Further miniaturization of technology continues to accelerate medical progress. A new generation of optical sensors built into fitness bracelets and smartwatches promises significantly improved comfort alongside increasingly useful data. Although the data quality might not yet match their electrode-based counterparts, Apple recently caused a stir far beyond the experts when it demonstrated smartwatches’ potential use for detecting some forms of cardiac arrhythmia. In addition to such devices measuring parts of the cardiovascular system, other sensors aim for an enormous amount of other modalities. For example, rather than observing patients in an unfamiliar sleeping lab, modern portable electroencephalogram (EEG) headsets in the form of sleeping masks might already be used for gaining a rough capture of brain activity in domestic bedrooms.

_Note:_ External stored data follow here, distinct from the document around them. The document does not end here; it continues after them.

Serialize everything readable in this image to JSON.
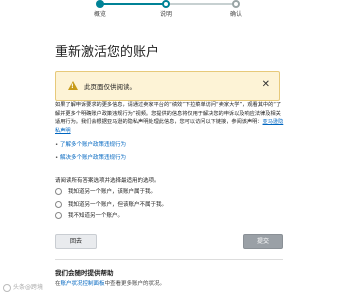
{
  "stepper": {
    "steps": [
      "概览",
      "说明",
      "确认"
    ],
    "active_index": 1
  },
  "page": {
    "title": "重新激活您的账户"
  },
  "alert": {
    "text": "此页面仅供阅读。",
    "close_symbol": "✕"
  },
  "paragraph": {
    "text": "如果了解申诉要求的更多信息，请通过卖家平台的“绩效”下拉菜单访问“卖家大学”，观看其中的“了解并更多个明确账户政策违规行为”视频。您提供的信息将仅用于解决您的申诉以及响应法律及相关适用行为。我们会根据亚马逊的隐私声明处理此信息，您可以访问以下链接，参阅该声明：",
    "link": "亚马逊隐私声明"
  },
  "links": [
    "了解多个账户政策违规行为",
    "解决多个账户政策违规行为"
  ],
  "question": "请阅读所有答案选项并选择最适用的选项。",
  "options": [
    "我知道另一个账户，该账户属于我。",
    "我知道另一个账户，但该账户不属于我。",
    "我不知道另一个账户。"
  ],
  "buttons": {
    "back": "回去",
    "submit": "提交"
  },
  "help": {
    "title": "我们会随时提供帮助",
    "text_prefix": "在",
    "link": "账户状况控制面板",
    "text_suffix": "中查看更多账户的状况。"
  },
  "watermark": "头条@跨境",
  "colors": {
    "accent": "#008296",
    "link": "#0066c0",
    "alert_bg": "#fdf3d6",
    "warning": "#c79b19"
  },
  "icons": {
    "alert": "warning-triangle-icon",
    "close": "close-icon"
  }
}
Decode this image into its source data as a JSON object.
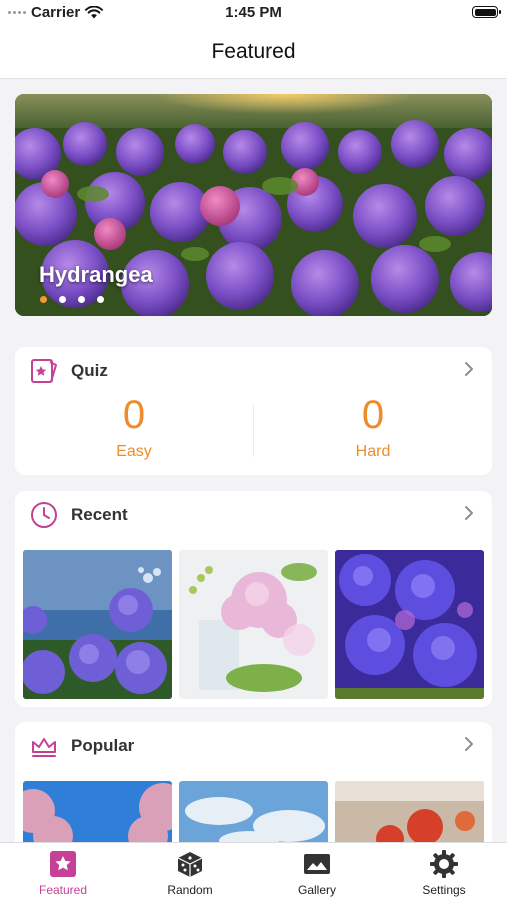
{
  "status_bar": {
    "carrier": "Carrier",
    "time": "1:45 PM"
  },
  "nav": {
    "title": "Featured"
  },
  "hero": {
    "title": "Hydrangea",
    "page_count": 4,
    "active_page": 0
  },
  "quiz": {
    "title": "Quiz",
    "easy": {
      "value": "0",
      "label": "Easy"
    },
    "hard": {
      "value": "0",
      "label": "Hard"
    }
  },
  "recent": {
    "title": "Recent"
  },
  "popular": {
    "title": "Popular"
  },
  "tabs": [
    {
      "label": "Featured",
      "icon": "star-icon",
      "active": true
    },
    {
      "label": "Random",
      "icon": "dice-icon",
      "active": false
    },
    {
      "label": "Gallery",
      "icon": "photo-icon",
      "active": false
    },
    {
      "label": "Settings",
      "icon": "gear-icon",
      "active": false
    }
  ],
  "colors": {
    "accent": "#c54196",
    "number": "#ee8b2b",
    "background": "#f3f3f5"
  }
}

With the growing availability of certified open-source sensors, the development of tiny yet powerful medical devices is no longer a domain of a few influential companies.
One significant problem facing physicians is drawing on clinical trials, studies, repositories, registries, and so forth for information relevant to their patients. Clinical trials and other resources have some standardization, but not across organizations, medical disciplines, or geographic regions. The lack of standards hinders physicians' ability to find, access, and use research findings. Addressing physicians' needs for this information presents a two-fold challenge: Developing a system that enables physicians to find and access relevant information while allowing interoperability across healthcare information systems.

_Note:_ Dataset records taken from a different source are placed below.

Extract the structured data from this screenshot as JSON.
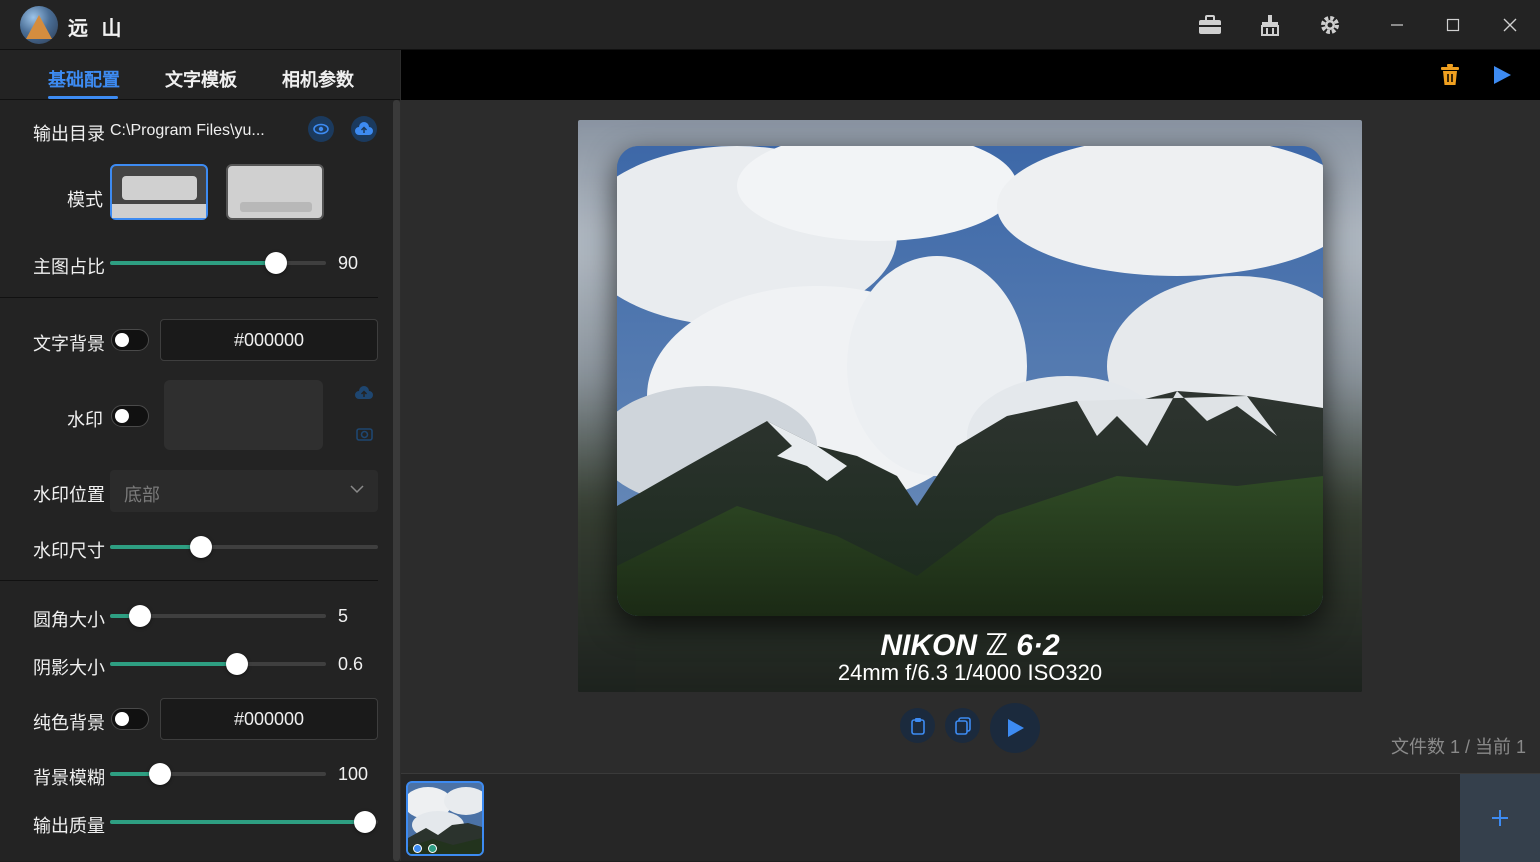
{
  "app": {
    "title": "远 山"
  },
  "tabs": [
    {
      "label": "基础配置",
      "active": true
    },
    {
      "label": "文字模板",
      "active": false
    },
    {
      "label": "相机参数",
      "active": false
    }
  ],
  "settings": {
    "output_dir_label": "输出目录",
    "output_dir_value": "C:\\Program Files\\yu...",
    "mode_label": "模式",
    "main_ratio_label": "主图占比",
    "main_ratio_value": "90",
    "main_ratio_fraction": 0.77,
    "text_bg_label": "文字背景",
    "text_bg_color": "#000000",
    "watermark_label": "水印",
    "watermark_pos_label": "水印位置",
    "watermark_pos_value": "底部",
    "watermark_size_label": "水印尺寸",
    "watermark_size_fraction": 0.34,
    "corner_label": "圆角大小",
    "corner_value": "5",
    "corner_fraction": 0.14,
    "shadow_label": "阴影大小",
    "shadow_value": "0.6",
    "shadow_fraction": 0.59,
    "solid_bg_label": "纯色背景",
    "solid_bg_color": "#000000",
    "bg_blur_label": "背景模糊",
    "bg_blur_value": "100",
    "bg_blur_fraction": 0.23,
    "quality_label": "输出质量",
    "quality_fraction": 0.95
  },
  "preview": {
    "camera": "NIKON ℤ 6·2",
    "params": "24mm f/6.3 1/4000 ISO320"
  },
  "status": {
    "file_count": "文件数 1 / 当前 1"
  },
  "colors": {
    "accent": "#3d8bf2",
    "slider": "#2e9f82",
    "delete": "#f0a020"
  }
}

Standards are emerging to meet these demands, drawing on data that are findable, accessible, interoperable, and reusable (FAIR) with minimal human intervention. Systematized Nomenclature of Medicine Clinical Terms (SNOMED CT), for example, is a computer-friendly collection of medical codes, terms, synonyms, findings, symptoms, diseases, procedures, devices, and the like that aims to provide a consistent way to index, store, retrieve, and aggregate medical data. Similarly, Logical Observation Identifiers Names and Codes (LOINC) is a database and standard for identifying medical laboratory observations.
Metadata requirements in these standards enable physicians to access and use data and insights drawn across data sets. Projects such as NFDI4Health embed empirical health data, such as biomarkers, in disease and disorder metadata that can subsequently be analyzed using machine-learning algorithms across widely varying patient pools. Even diseases and disorders that were previously difficult or impossible to diagnose objectively—those in psychiatry, for example—are now being put on a new, biomarker-based foundation with the help of sensors and machine-learning algorithms.

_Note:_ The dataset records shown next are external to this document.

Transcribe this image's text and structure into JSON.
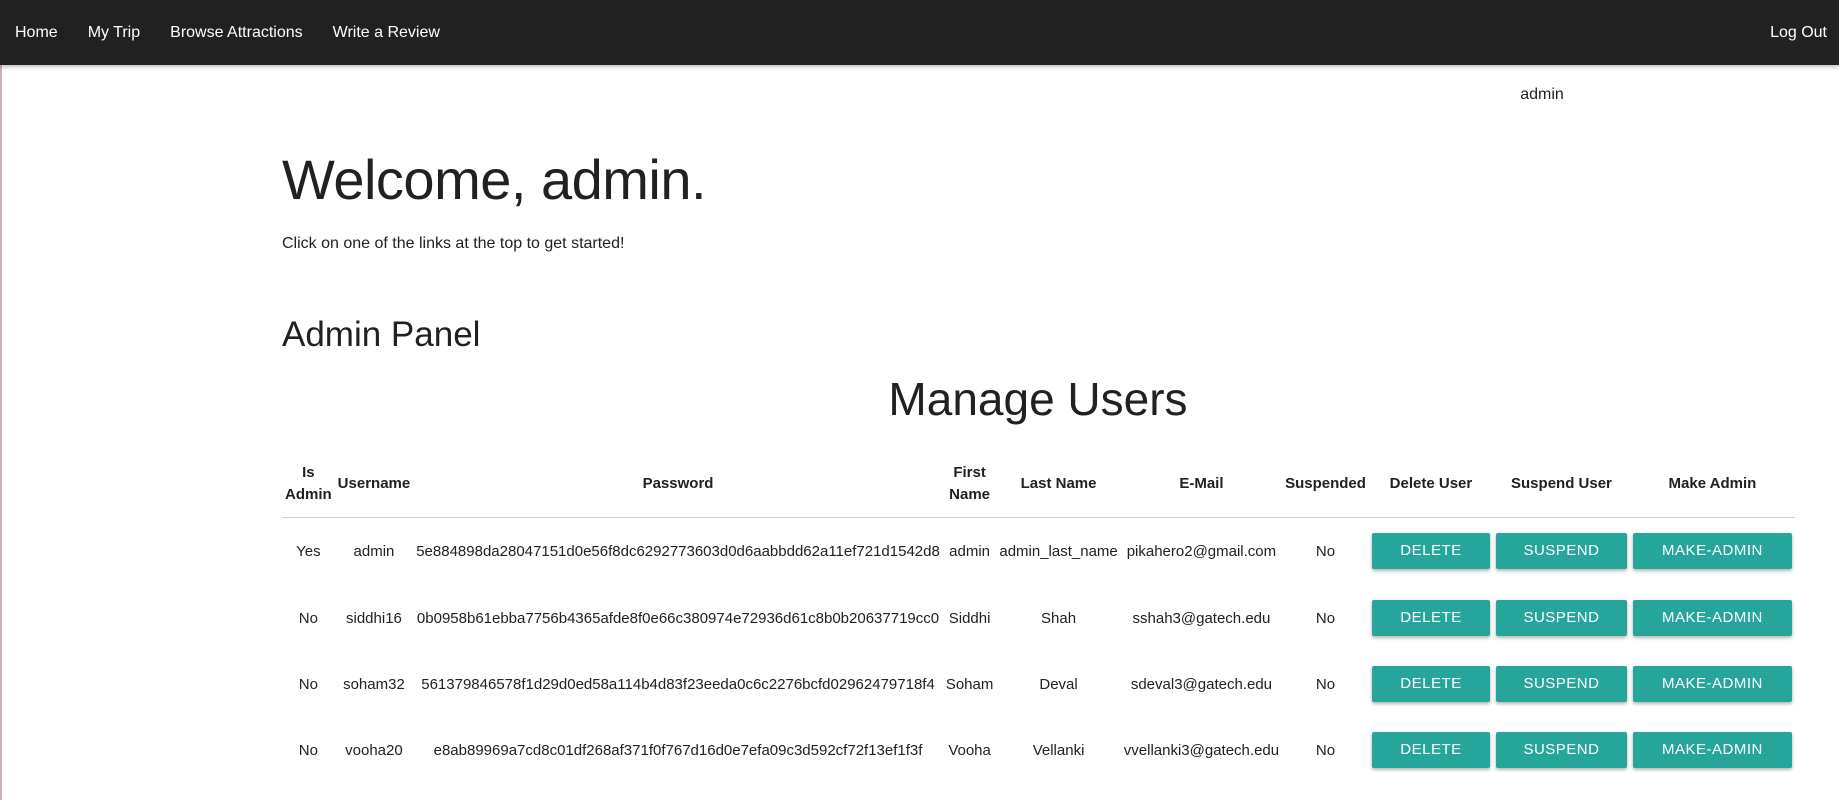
{
  "nav": {
    "links": [
      "Home",
      "My Trip",
      "Browse Attractions",
      "Write a Review"
    ],
    "logout": "Log Out"
  },
  "user_tag": "admin",
  "welcome": "Welcome, admin.",
  "subtitle": "Click on one of the links at the top to get started!",
  "panel_title": "Admin Panel",
  "manage_title": "Manage Users",
  "table": {
    "headers": [
      "Is Admin",
      "Username",
      "Password",
      "First Name",
      "Last Name",
      "E-Mail",
      "Suspended",
      "Delete User",
      "Suspend User",
      "Make Admin"
    ],
    "button_labels": {
      "delete": "DELETE",
      "suspend": "SUSPEND",
      "make_admin": "MAKE-ADMIN"
    },
    "rows": [
      {
        "is_admin": "Yes",
        "username": "admin",
        "password": "5e884898da28047151d0e56f8dc6292773603d0d6aabbdd62a11ef721d1542d8",
        "first_name": "admin",
        "last_name": "admin_last_name",
        "email": "pikahero2@gmail.com",
        "suspended": "No"
      },
      {
        "is_admin": "No",
        "username": "siddhi16",
        "password": "0b0958b61ebba7756b4365afde8f0e66c380974e72936d61c8b0b20637719cc0",
        "first_name": "Siddhi",
        "last_name": "Shah",
        "email": "sshah3@gatech.edu",
        "suspended": "No"
      },
      {
        "is_admin": "No",
        "username": "soham32",
        "password": "561379846578f1d29d0ed58a114b4d83f23eeda0c6c2276bcfd02962479718f4",
        "first_name": "Soham",
        "last_name": "Deval",
        "email": "sdeval3@gatech.edu",
        "suspended": "No"
      },
      {
        "is_admin": "No",
        "username": "vooha20",
        "password": "e8ab89969a7cd8c01df268af371f0f767d16d0e7efa09c3d592cf72f13ef1f3f",
        "first_name": "Vooha",
        "last_name": "Vellanki",
        "email": "vvellanki3@gatech.edu",
        "suspended": "No"
      }
    ]
  },
  "colors": {
    "navbar": "#212121",
    "button": "#26a69a"
  }
}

Patient diagnosis is closely linked to physicians’ ability to use measuring instruments to augment their senses. Only through such instruments can distances be defined unambiguously, temperatures can be measured precisely, and objects and organisms not visible to the naked eye can suddenly be identified. Medical sensors and AI are revolutionizing instrumental diagnostics by providing objective data, enabling testing in patients’ environments, and integrating patient data and research findings.
Christopher Gundler is a cognitive scientist and medical computer specialist. His research focuses on the mathematical modeling of sensor data for their usage in the diagnosis. Currently, he is responsible for the machine learning and computer vision behind eyeTrax, a solution for the clinical assessment of mild traumatic brain injuries.